Abrió los ojos y la miró muy serio

-"No fue como lo hacen siempre, digo tradicionalmente, creo…eso dijo Ken"

-"Ken?"

-"El risu youkai"

-"Hn."

Ella lo observaba, esperaba una respuesta.

Sesshomaru estaba más que divertido con la curiosidad de su Miko, decidió divertirse aún más

-"Jamás vi aparearse a un risu"

-"¿Qué? ¿Qué dices! Hablo en serio…la marca así, como la nuestra, es válida?"

Él se incorporó apoyado en un codo la miró y se dio cuenta de que estaba preocupada, ya no era divertido para ella

-"No sé qué te dijo el Risu, pero yo veo mi marca en tu piel, tú ves la tuya en la mía?"

-"Mmmm.
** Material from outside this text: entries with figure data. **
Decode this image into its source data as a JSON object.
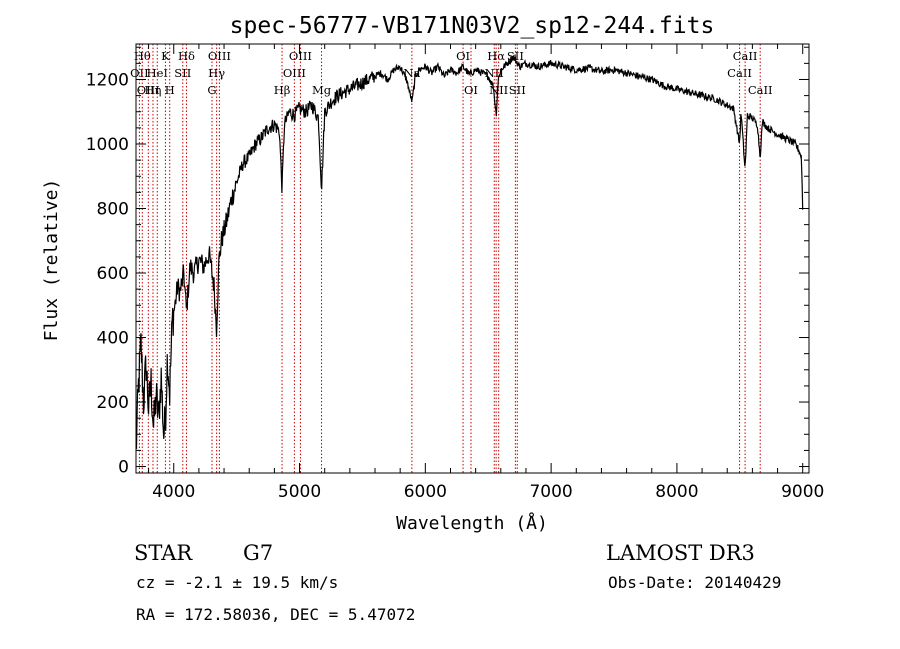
{
  "chart_data": {
    "type": "line",
    "title": "spec-56777-VB171N03V2_sp12-244.fits",
    "xlabel": "Wavelength (Å)",
    "ylabel": "Flux (relative)",
    "xlim": [
      3700,
      9050
    ],
    "ylim": [
      -20,
      1310
    ],
    "x_ticks": [
      4000,
      5000,
      6000,
      7000,
      8000,
      9000
    ],
    "y_ticks": [
      0,
      200,
      400,
      600,
      800,
      1000,
      1200
    ],
    "grid": false,
    "spectrum": {
      "x": [
        3700,
        3720,
        3740,
        3760,
        3780,
        3800,
        3820,
        3840,
        3860,
        3880,
        3900,
        3920,
        3933,
        3950,
        3968,
        3990,
        4010,
        4030,
        4050,
        4080,
        4101,
        4130,
        4160,
        4200,
        4240,
        4280,
        4320,
        4340,
        4360,
        4380,
        4420,
        4460,
        4500,
        4550,
        4600,
        4650,
        4700,
        4750,
        4800,
        4840,
        4861,
        4880,
        4920,
        4960,
        5000,
        5050,
        5100,
        5150,
        5175,
        5200,
        5250,
        5300,
        5350,
        5400,
        5450,
        5500,
        5550,
        5600,
        5650,
        5700,
        5750,
        5800,
        5850,
        5895,
        5920,
        5950,
        6000,
        6050,
        6100,
        6150,
        6200,
        6250,
        6300,
        6350,
        6400,
        6450,
        6500,
        6540,
        6563,
        6580,
        6600,
        6650,
        6700,
        6750,
        6800,
        6900,
        7000,
        7100,
        7200,
        7300,
        7400,
        7500,
        7600,
        7700,
        7800,
        7900,
        8000,
        8100,
        8200,
        8300,
        8400,
        8450,
        8498,
        8510,
        8542,
        8560,
        8600,
        8640,
        8662,
        8680,
        8720,
        8760,
        8800,
        8850,
        8900,
        8940,
        8970,
        8990,
        9000
      ],
      "y": [
        40,
        250,
        380,
        200,
        320,
        180,
        260,
        120,
        220,
        150,
        280,
        100,
        140,
        350,
        230,
        460,
        500,
        560,
        540,
        600,
        480,
        620,
        600,
        640,
        620,
        660,
        560,
        430,
        640,
        700,
        760,
        830,
        880,
        940,
        960,
        1000,
        1020,
        1050,
        1060,
        1040,
        860,
        1060,
        1100,
        1090,
        1110,
        1100,
        1120,
        1080,
        860,
        1100,
        1130,
        1150,
        1160,
        1170,
        1180,
        1190,
        1200,
        1210,
        1220,
        1200,
        1230,
        1240,
        1200,
        1130,
        1210,
        1230,
        1240,
        1220,
        1240,
        1210,
        1230,
        1220,
        1240,
        1215,
        1230,
        1220,
        1210,
        1180,
        1090,
        1200,
        1230,
        1250,
        1270,
        1240,
        1250,
        1240,
        1250,
        1240,
        1230,
        1235,
        1225,
        1230,
        1220,
        1210,
        1200,
        1180,
        1170,
        1160,
        1150,
        1140,
        1120,
        1110,
        1000,
        1100,
        920,
        1090,
        1080,
        1060,
        960,
        1070,
        1050,
        1040,
        1030,
        1020,
        1010,
        1000,
        980,
        960,
        800
      ]
    },
    "spectral_lines": [
      {
        "wavelength": 3727,
        "label": "OII",
        "row": 1
      },
      {
        "wavelength": 3750,
        "label": "Hθ",
        "row": 0
      },
      {
        "wavelength": 3798,
        "label": "OIII",
        "row": 2
      },
      {
        "wavelength": 3835,
        "label": "Hη",
        "row": 2
      },
      {
        "wavelength": 3869,
        "label": "HeI",
        "row": 1
      },
      {
        "wavelength": 3934,
        "label": "K",
        "row": 0
      },
      {
        "wavelength": 3968,
        "label": "H",
        "row": 2
      },
      {
        "wavelength": 4072,
        "label": "SII",
        "row": 1
      },
      {
        "wavelength": 4101,
        "label": "Hδ",
        "row": 0
      },
      {
        "wavelength": 4304,
        "label": "G",
        "row": 2
      },
      {
        "wavelength": 4341,
        "label": "Hγ",
        "row": 1
      },
      {
        "wavelength": 4363,
        "label": "OIII",
        "row": 0
      },
      {
        "wavelength": 4861,
        "label": "Hβ",
        "row": 2
      },
      {
        "wavelength": 4959,
        "label": "OIII",
        "row": 1
      },
      {
        "wavelength": 5007,
        "label": "OIII",
        "row": 0
      },
      {
        "wavelength": 5175,
        "label": "Mg",
        "row": 2
      },
      {
        "wavelength": 5893,
        "label": "Na",
        "row": 1
      },
      {
        "wavelength": 6300,
        "label": "OI",
        "row": 0
      },
      {
        "wavelength": 6363,
        "label": "OI",
        "row": 2
      },
      {
        "wavelength": 6548,
        "label": "NII",
        "row": 1
      },
      {
        "wavelength": 6563,
        "label": "Hα",
        "row": 0
      },
      {
        "wavelength": 6583,
        "label": "NII",
        "row": 2
      },
      {
        "wavelength": 6716,
        "label": "SII",
        "row": 0
      },
      {
        "wavelength": 6731,
        "label": "SII",
        "row": 2
      },
      {
        "wavelength": 8498,
        "label": "CaII",
        "row": 1
      },
      {
        "wavelength": 8542,
        "label": "CaII",
        "row": 0
      },
      {
        "wavelength": 8662,
        "label": "CaII",
        "row": 2
      }
    ]
  },
  "info": {
    "object_class": "STAR",
    "subclass": "G7",
    "redshift_text": "cz = -2.1 ± 19.5 km/s",
    "coords_text": "RA = 172.58036, DEC =   5.47072",
    "survey": "LAMOST DR3",
    "obs_date_text": "Obs-Date: 20140429"
  },
  "colors": {
    "line_marker": "#cc0000",
    "spectrum": "#000000"
  }
}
Sí, si la veo, es … grande y profunda ¿Te duele?"

La risa de Sesshomaru no tardó en llenar el aire de la habitación, hacía más de setecientos años que no se reía de esa manera.

Kagome cambiaba muy rápido de ideas a lo largo de una conversación, siempre ocupándose del bienestar de los demás, había olvidado el motivo por el que comenzaron esta charla preocupada por el posible dolor de su pareja, era adorable, sin poderse contener, Sesshomaru se fue acercando a besarla y acariciarla, ahora sabía qué tocar, dónde y de qué manera, recorría su cuerpo con ternura tocando todo lo que veía y lamía y mordisqueaba esos pezones que lo volvían loco, Kagome se relajaba en sus brazos, confiaba en él de tal forma que se entregaba a ser devorada sin ninguna reserva.

Él se colocaba sobre ella mientras arrastraba las garras por las piernas subiendo hasta debajo de los brazos, llevándolos hacia arriba de la cabeza de la Miko.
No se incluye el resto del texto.